Il Council of Europe, che promuove e organizza l’evento internazionale, aiuterà gli organizzatori di eventi ad affrontare le barriere e valutare come possono raggiungere e aumentare il coinvolgimento tra i gruppi tradizionalmente sottorappresentati ed emarginati nella presentazione e nell’interpretazione del patrimonio culturale. Iniziative come coproduzione e programmi di volontariato; valutare la scelta della sede e gli argomenti per la cura della mostra e lo storytelling; oltre a produrre una serie di esperienze culturali come la danza, il cinema, la musica, la letteratura e il cibo possono contribuire a generare nuove idee e fornire voci diverse. Vogliamo ascoltare la storia di tutti e celebrarli allo stesso modo.

Il Council of Europe  si ripromette anche considerare l’inclusività dei visitatori nel punto di accesso. Offrire eventi accoglienti, accessibili e aperti a tutti è fondamentale per garantire un ampio coinvolgimento del pubblico. “Patrimonio: All Inclusive” dovrebbe ispirare gli organizzatori di eventi a valutare i propri eventi nel contesto delle diverse esperienze ed esigenze dei visitatori e ad apportare modifiche per assicurarsi che possano essere goduti da tutti.

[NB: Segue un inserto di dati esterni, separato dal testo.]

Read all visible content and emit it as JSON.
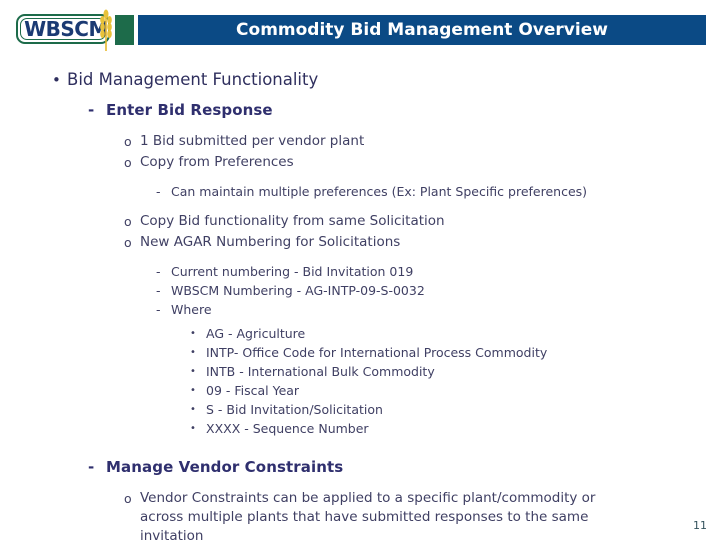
{
  "header": {
    "logo_text": "WBSCM",
    "logo_icon": "wheat-stalk-icon",
    "title": "Commodity Bid Management Overview",
    "colors": {
      "title_bar": "#0b4a85",
      "green_block": "#1d6b4a",
      "logo_text": "#1b3a73",
      "wheat": "#e8b92e"
    }
  },
  "slide": {
    "markers": {
      "bullet_dot": "•",
      "dash": "-",
      "circle": "o"
    },
    "outline": [
      {
        "level": 1,
        "marker": "•",
        "text": "Bid Management Functionality"
      },
      {
        "level": 2,
        "marker": "-",
        "text": "Enter Bid Response"
      },
      {
        "level": 3,
        "marker": "o",
        "text": "1 Bid submitted per vendor plant"
      },
      {
        "level": 3,
        "marker": "o",
        "text": "Copy from Preferences"
      },
      {
        "level": 4,
        "marker": "-",
        "text": "Can maintain multiple preferences (Ex: Plant Specific preferences)"
      },
      {
        "level": 3,
        "marker": "o",
        "text": "Copy Bid functionality from same Solicitation"
      },
      {
        "level": 3,
        "marker": "o",
        "text": "New AGAR Numbering for Solicitations"
      },
      {
        "level": 4,
        "marker": "-",
        "text": "Current numbering  - Bid Invitation 019"
      },
      {
        "level": 4,
        "marker": "-",
        "text": "WBSCM Numbering - AG-INTP-09-S-0032"
      },
      {
        "level": 4,
        "marker": "-",
        "text": "Where"
      },
      {
        "level": 5,
        "marker": "•",
        "text": "AG - Agriculture"
      },
      {
        "level": 5,
        "marker": "•",
        "text": "INTP- Office Code for International Process Commodity"
      },
      {
        "level": 5,
        "marker": "•",
        "text": "INTB - International Bulk Commodity"
      },
      {
        "level": 5,
        "marker": "•",
        "text": "09 - Fiscal Year"
      },
      {
        "level": 5,
        "marker": "•",
        "text": "S - Bid Invitation/Solicitation"
      },
      {
        "level": 5,
        "marker": "•",
        "text": "XXXX - Sequence Number"
      },
      {
        "level": 2,
        "marker": "-",
        "text": "Manage Vendor Constraints"
      },
      {
        "level": 3,
        "marker": "o",
        "text": "Vendor Constraints can be applied to a specific plant/commodity or across multiple plants that have submitted responses to the same invitation"
      }
    ]
  },
  "footer": {
    "page_number": "11"
  }
}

Le Giornate Europee del Patrimonio hanno sempre offerto eventi gratuiti, ma è importante riconoscere che altri costi come il viaggio possono ancora ridurre la partecipazione. Vedremo anche come affrontare altre barriere come l’accesso fisico e il linguaggio, oltre a incoraggiare un’ampia varietà di eventi come la creazione di attività sensoriali e ambienti adatti a un pubblico con esigenze particolari.

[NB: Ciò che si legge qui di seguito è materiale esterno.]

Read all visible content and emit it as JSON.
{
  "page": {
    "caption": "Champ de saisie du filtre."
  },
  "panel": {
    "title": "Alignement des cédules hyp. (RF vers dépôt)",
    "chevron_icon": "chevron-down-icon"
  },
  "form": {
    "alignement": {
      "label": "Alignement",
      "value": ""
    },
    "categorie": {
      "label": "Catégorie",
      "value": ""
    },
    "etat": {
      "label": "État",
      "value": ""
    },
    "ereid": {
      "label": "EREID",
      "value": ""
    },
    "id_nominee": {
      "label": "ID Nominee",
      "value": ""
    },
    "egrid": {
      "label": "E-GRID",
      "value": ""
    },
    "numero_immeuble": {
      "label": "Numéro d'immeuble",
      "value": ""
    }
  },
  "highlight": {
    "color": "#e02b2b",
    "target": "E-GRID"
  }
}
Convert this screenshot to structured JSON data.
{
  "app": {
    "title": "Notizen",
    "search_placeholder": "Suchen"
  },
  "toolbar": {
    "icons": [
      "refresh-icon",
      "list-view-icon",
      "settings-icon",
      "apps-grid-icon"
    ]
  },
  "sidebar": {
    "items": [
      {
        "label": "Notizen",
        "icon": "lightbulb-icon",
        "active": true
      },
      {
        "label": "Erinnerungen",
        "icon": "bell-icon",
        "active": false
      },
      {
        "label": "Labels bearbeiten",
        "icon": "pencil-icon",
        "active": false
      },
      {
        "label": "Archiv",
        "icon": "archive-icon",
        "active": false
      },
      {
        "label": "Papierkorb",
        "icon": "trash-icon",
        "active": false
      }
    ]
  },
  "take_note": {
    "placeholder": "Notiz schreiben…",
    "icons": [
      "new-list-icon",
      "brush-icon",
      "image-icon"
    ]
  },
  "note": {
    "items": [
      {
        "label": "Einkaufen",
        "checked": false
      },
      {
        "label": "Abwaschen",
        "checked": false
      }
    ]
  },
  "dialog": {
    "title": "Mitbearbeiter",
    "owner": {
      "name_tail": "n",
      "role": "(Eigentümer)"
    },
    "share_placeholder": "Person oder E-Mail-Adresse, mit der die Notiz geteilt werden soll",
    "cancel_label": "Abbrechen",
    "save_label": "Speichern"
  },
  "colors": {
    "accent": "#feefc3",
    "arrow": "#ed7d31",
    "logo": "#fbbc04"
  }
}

Heritage: All Inclusive ha un ampio mandato e un obiettivo ambizioso, ma a volte anche piccoli cambiamenti possono aiutare ad avere un grande impatto. Ci sono molti modi in cui i programmi possono essere coinvolti e supportare il tema di quest’anno, dalla creazione di nuove partnership e connessione con un pubblico più ampio attraverso nuovi eventi, alla rivalutazione di luoghi e materiali esistenti.

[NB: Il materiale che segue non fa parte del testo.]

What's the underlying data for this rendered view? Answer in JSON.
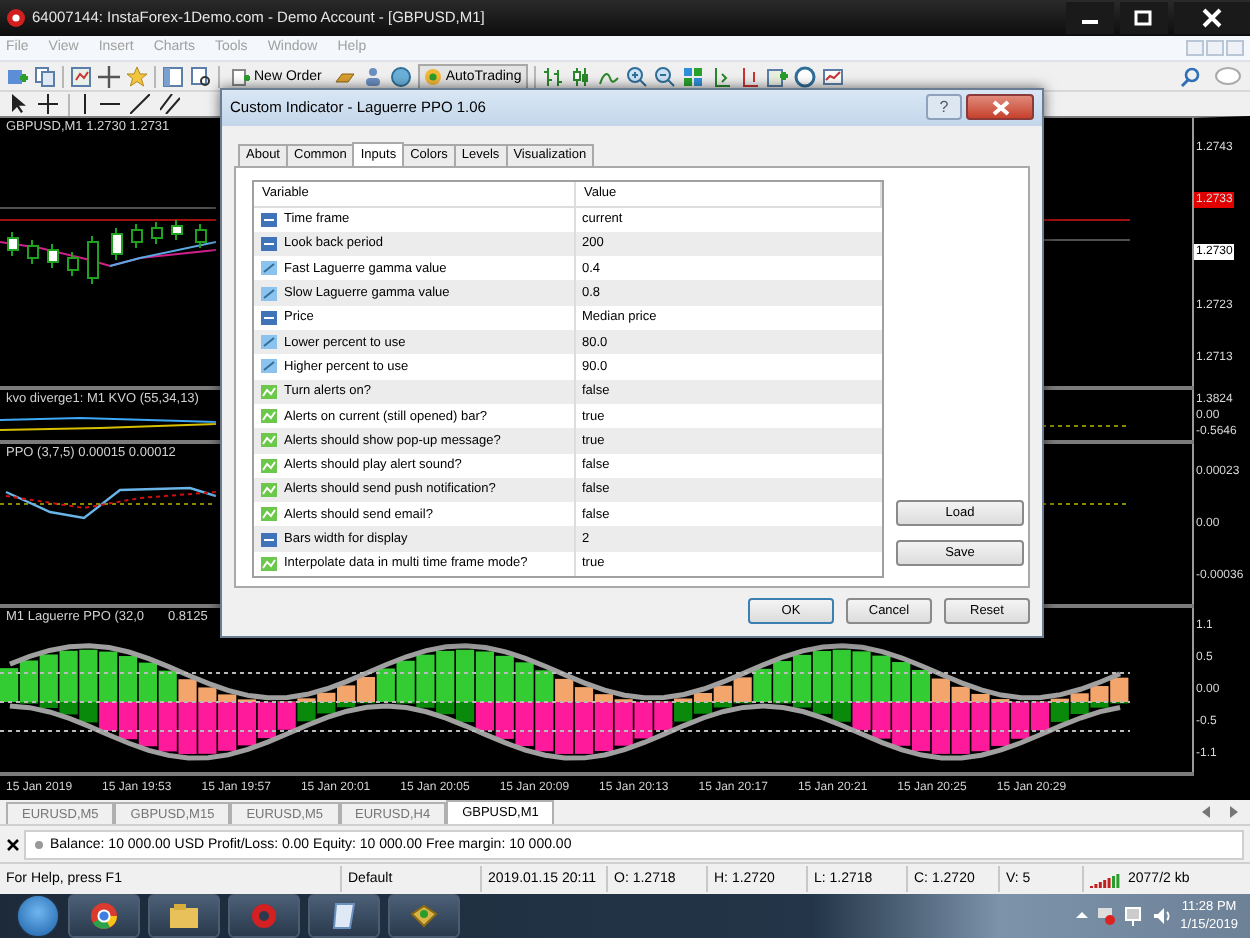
{
  "window": {
    "title": "64007144: InstaForex-1Demo.com - Demo Account - [GBPUSD,M1]"
  },
  "menu": [
    {
      "label": "File",
      "disabled": true
    },
    {
      "label": "View",
      "disabled": true
    },
    {
      "label": "Insert",
      "disabled": true
    },
    {
      "label": "Charts",
      "disabled": true
    },
    {
      "label": "Tools",
      "disabled": true
    },
    {
      "label": "Window",
      "disabled": true
    },
    {
      "label": "Help",
      "disabled": true
    }
  ],
  "toolbar": {
    "new_order": "New Order",
    "auto_trading": "AutoTrading"
  },
  "chart": {
    "panes": [
      {
        "kind": "price",
        "title": "GBPUSD,M1  1.2730 1.2731",
        "axis": [
          {
            "label": "1.2743",
            "kind": "tick"
          },
          {
            "label": "1.2733",
            "kind": "ask"
          },
          {
            "label": "1.2730",
            "kind": "bid"
          },
          {
            "label": "1.2723",
            "kind": "tick"
          },
          {
            "label": "1.2713",
            "kind": "tick"
          }
        ]
      },
      {
        "kind": "kvo",
        "title": "kvo diverge1: M1  KVO (55,34,13)",
        "axis": [
          {
            "label": "1.3824",
            "kind": "tick"
          },
          {
            "label": "0.00",
            "kind": "tick"
          },
          {
            "label": "-0.5646",
            "kind": "tick"
          }
        ]
      },
      {
        "kind": "ppo",
        "title": "PPO (3,7,5) 0.00015 0.00012",
        "axis": [
          {
            "label": "0.00023",
            "kind": "tick"
          },
          {
            "label": "0.00",
            "kind": "tick"
          },
          {
            "label": "-0.00036",
            "kind": "tick"
          }
        ]
      },
      {
        "kind": "histogram",
        "title": "M1 Laguerre PPO (32,0",
        "value": "0.8125",
        "axis": [
          {
            "label": "1.1",
            "kind": "tick"
          },
          {
            "label": "0.5",
            "kind": "tick"
          },
          {
            "label": "0.00",
            "kind": "tick"
          },
          {
            "label": "-0.5",
            "kind": "tick"
          },
          {
            "label": "-1.1",
            "kind": "tick"
          }
        ]
      }
    ],
    "time_axis": [
      "15 Jan 2019",
      "15 Jan 19:53",
      "15 Jan 19:57",
      "15 Jan 20:01",
      "15 Jan 20:05",
      "15 Jan 20:09",
      "15 Jan 20:13",
      "15 Jan 20:17",
      "15 Jan 20:21",
      "15 Jan 20:25",
      "15 Jan 20:29"
    ]
  },
  "chart_tabs": [
    {
      "label": "EURUSD,M5",
      "selected": false
    },
    {
      "label": "GBPUSD,M15",
      "selected": false
    },
    {
      "label": "EURUSD,M5",
      "selected": false
    },
    {
      "label": "EURUSD,H4",
      "selected": false
    },
    {
      "label": "GBPUSD,M1",
      "selected": true
    }
  ],
  "terminal": {
    "account": "Balance: 10 000.00 USD  Profit/Loss: 0.00  Equity: 10 000.00  Free margin: 10 000.00"
  },
  "status_bar": [
    "For Help, press F1",
    "Default",
    "2019.01.15 20:11",
    "O: 1.2718",
    "H: 1.2720",
    "L: 1.2718",
    "C: 1.2720",
    "V: 5",
    "2077/2 kb"
  ],
  "taskbar": {
    "time": "11:28 PM",
    "date": "1/15/2019"
  },
  "dialog": {
    "title": "Custom Indicator - Laguerre PPO 1.06",
    "help": "?",
    "tabs": [
      {
        "label": "About",
        "selected": false
      },
      {
        "label": "Common",
        "selected": false
      },
      {
        "label": "Inputs",
        "selected": true
      },
      {
        "label": "Colors",
        "selected": false
      },
      {
        "label": "Levels",
        "selected": false
      },
      {
        "label": "Visualization",
        "selected": false
      }
    ],
    "columns": [
      "Variable",
      "Value"
    ],
    "rows": [
      {
        "kind": "enum",
        "variable": "Time frame",
        "value": "current"
      },
      {
        "kind": "enum",
        "variable": "Look back period",
        "value": "200"
      },
      {
        "kind": "double",
        "variable": "Fast Laguerre gamma value",
        "value": "0.4"
      },
      {
        "kind": "double",
        "variable": "Slow Laguerre gamma value",
        "value": "0.8"
      },
      {
        "kind": "enum",
        "variable": "Price",
        "value": "Median price"
      },
      {
        "kind": "double",
        "variable": "Lower percent to use",
        "value": "80.0"
      },
      {
        "kind": "double",
        "variable": "Higher percent to use",
        "value": "90.0"
      },
      {
        "kind": "bool",
        "variable": "Turn alerts on?",
        "value": "false"
      },
      {
        "kind": "bool",
        "variable": "Alerts on current (still opened) bar?",
        "value": "true"
      },
      {
        "kind": "bool",
        "variable": "Alerts should show pop-up message?",
        "value": "true"
      },
      {
        "kind": "bool",
        "variable": "Alerts should play alert sound?",
        "value": "false"
      },
      {
        "kind": "bool",
        "variable": "Alerts should send push notification?",
        "value": "false"
      },
      {
        "kind": "bool",
        "variable": "Alerts should send email?",
        "value": "false"
      },
      {
        "kind": "enum",
        "variable": "Bars width for display",
        "value": "2"
      },
      {
        "kind": "bool",
        "variable": "Interpolate data in multi time frame mode?",
        "value": "true"
      }
    ],
    "side_buttons": [
      "Load",
      "Save"
    ],
    "buttons": [
      "OK",
      "Cancel",
      "Reset"
    ]
  }
}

Per scoprire come iniziare a pianificare eventi più inclusivi Council of Europe  mette a disposizione un Toolkit studiato ad hoc e permette, attraverso la newsletter e i feed dei social media,  aggiornamenti, guide e idee utili, nonché la  brochure Heritage: All-Inclusive (inglese) >> per casi di studio innovativi che mettono in evidenza i modi creativi in ​​cui le comunità e i professionisti del patrimonio hanno lavorato insieme per includere gruppi tradizionalmente sotto rappresentati ed emarginati nell’esplorazione, presentazione, e interpretazione del patrimonio culturale.